MLOps & LLMOps: Production AI Systems - E115

Table of contents

  1. Course Introduction
  2. Lectures
  3. Technologies and Platforms
  4. Course Topics Overview
  5. Prerequisites
  6. Course Components
  7. Grade Distribution
  8. Course Policies
  9. Policy on Usage of Publicly Available Class Material
  10. Accessibility:
  11. Inclusion and Belonging Statement

Course Introduction

In today’s AI-driven world, building a robust deep learning model is only half the journey. The real challenge often lies in bringing this model to life in the form of an application that’s scalable, maintainable, and ready for real-world deployment. Welcome to E115: Productionizing AI (Machine Learning Operations), where we will traverse the complex landscape of Machine Learning Operations, with a special focus on Large Language Models (LLMs). This course has been meticulously curated to provide a holistic understanding of the complete deep learning workflow, from refining your models to deploying them in production environments.

We will dive deep into topics like containerization, cloud functions, data pipelines, and advanced training workflows, with specific emphasis on LLMs. You will learn how to utilize LLM APIs effectively, host APIs, fine-tune LLMs for specific tasks, adapt them to various domains, and build applications around them. Our objective is not only to help you grasp these concepts but also to enable you to build and deploy scalable AI applications. We will examine the particular intricacies of LLMs and their applications in real-world scenarios.

Whether you are an AI enthusiast wanting to understand the intricacies of Machine Learning Operations or a seasoned professional aiming to fortify your knowledge, this course promises a comprehensive exploration of the production side of AI, with a spotlight on LLM applications and productionizing.

Lectures

  • Meeting Time: Tuesday 6:30 - 8:30 PM and Thursday 6:30 - 8:30 PM via zoom.

Technologies and Platforms

We will demonstrate most ideas using TensorFlow/PyTorch, utilizing the Google Cloud Platform (GCP). Additionally, tutorials will be provided for AWS for reference purposes.

Course Topics Overview

We have designed an in-depth curriculum to ensure a comprehensive understanding of AI-Ops. Here’s a closer look at the topics we’ll be covering (see here for a full list of topics):

  1. Introduction:

    Begin with an understanding of the importance of AI-Ops and how it fits in the broader AI and software development ecosystem.
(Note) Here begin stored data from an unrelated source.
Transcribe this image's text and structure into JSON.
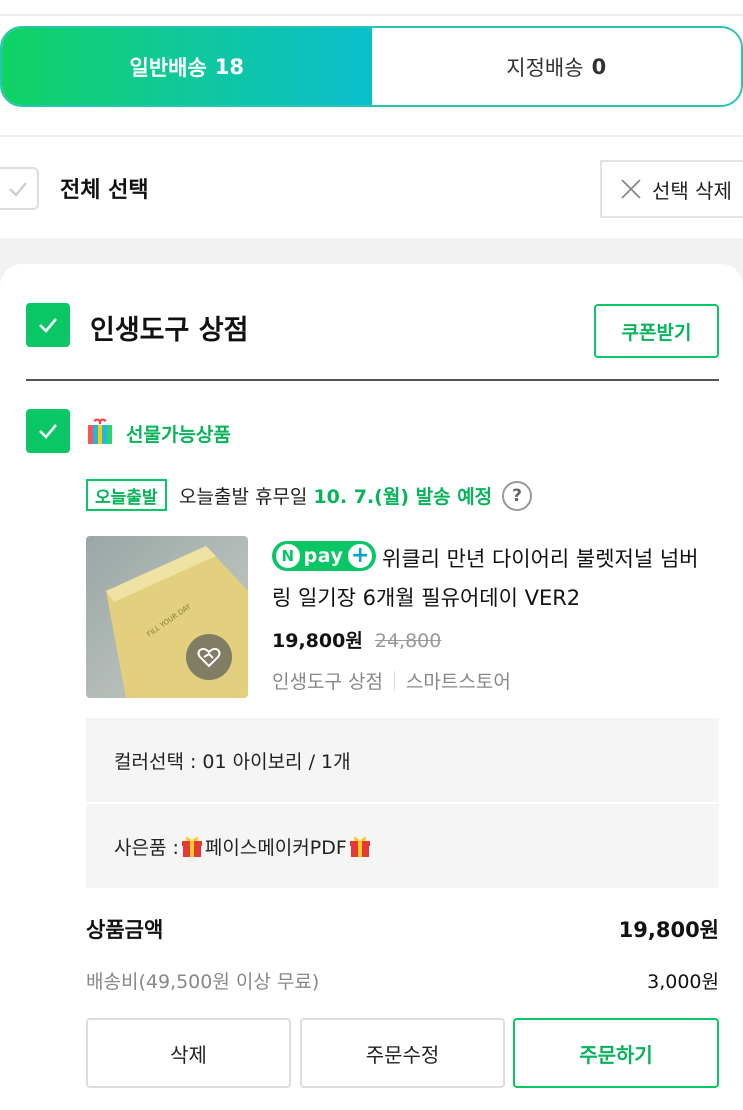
{
  "tabs": [
    {
      "label": "일반배송",
      "count": "18"
    },
    {
      "label": "지정배송",
      "count": "0"
    }
  ],
  "select_all": {
    "label": "전체 선택",
    "delete_label": "선택 삭제"
  },
  "store": {
    "name": "인생도구 상점",
    "coupon_label": "쿠폰받기"
  },
  "gift_label": "선물가능상품",
  "shipping": {
    "badge": "오늘출발",
    "text": "오늘출발 휴무일",
    "date": "10. 7.(월) 발송 예정",
    "help": "?"
  },
  "product": {
    "npay_n": "N",
    "npay_text": "pay",
    "npay_plus": "+",
    "title": "위클리 만년 다이어리 불렛저널 넘버링 일기장 6개월 필유어데이 VER2",
    "price": "19,800원",
    "original_price": "24,800",
    "seller": "인생도구 상점",
    "store_type": "스마트스토어",
    "thumb_text": "FILL YOUR DAY"
  },
  "options": {
    "color": "컬러선택 : 01 아이보리 / 1개",
    "gift_prefix": "사은품 : ",
    "gift_name": "페이스메이커PDF"
  },
  "summary": {
    "product_label": "상품금액",
    "product_value": "19,800원",
    "shipping_label": "배송비(49,500원 이상 무료)",
    "shipping_value": "3,000원"
  },
  "buttons": {
    "delete": "삭제",
    "edit": "주문수정",
    "order": "주문하기"
  },
  "colors": {
    "accent": "#09c765",
    "accent_text": "#09b35c",
    "tab_gradient_end": "#0bbfcd"
  },
  "icons": [
    "checkmark-icon",
    "close-icon",
    "gift-store-icon",
    "help-icon",
    "heart-icon",
    "gift-box-icon"
  ]
}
  2. Virtual Environments and Virtual Machines:

    Explore the foundations of isolated software environments, their importance in AI development, and how virtual machines provide a layer of abstraction over physical hardware.

  3. Containers:

    Understand the concept of containerization using tools like Docker, and how they differ from virtual machines.

  4. LLM Topics:

    Large Language Models (LLMs) have led to many new tools and agents that students will use in their projects. We’ll explore the process of fine-tuning LLMs for specific tasks and how to integrate them into various domains. We’ll also look at making API calls and working with AI agents, which make it easy to work with LLMs.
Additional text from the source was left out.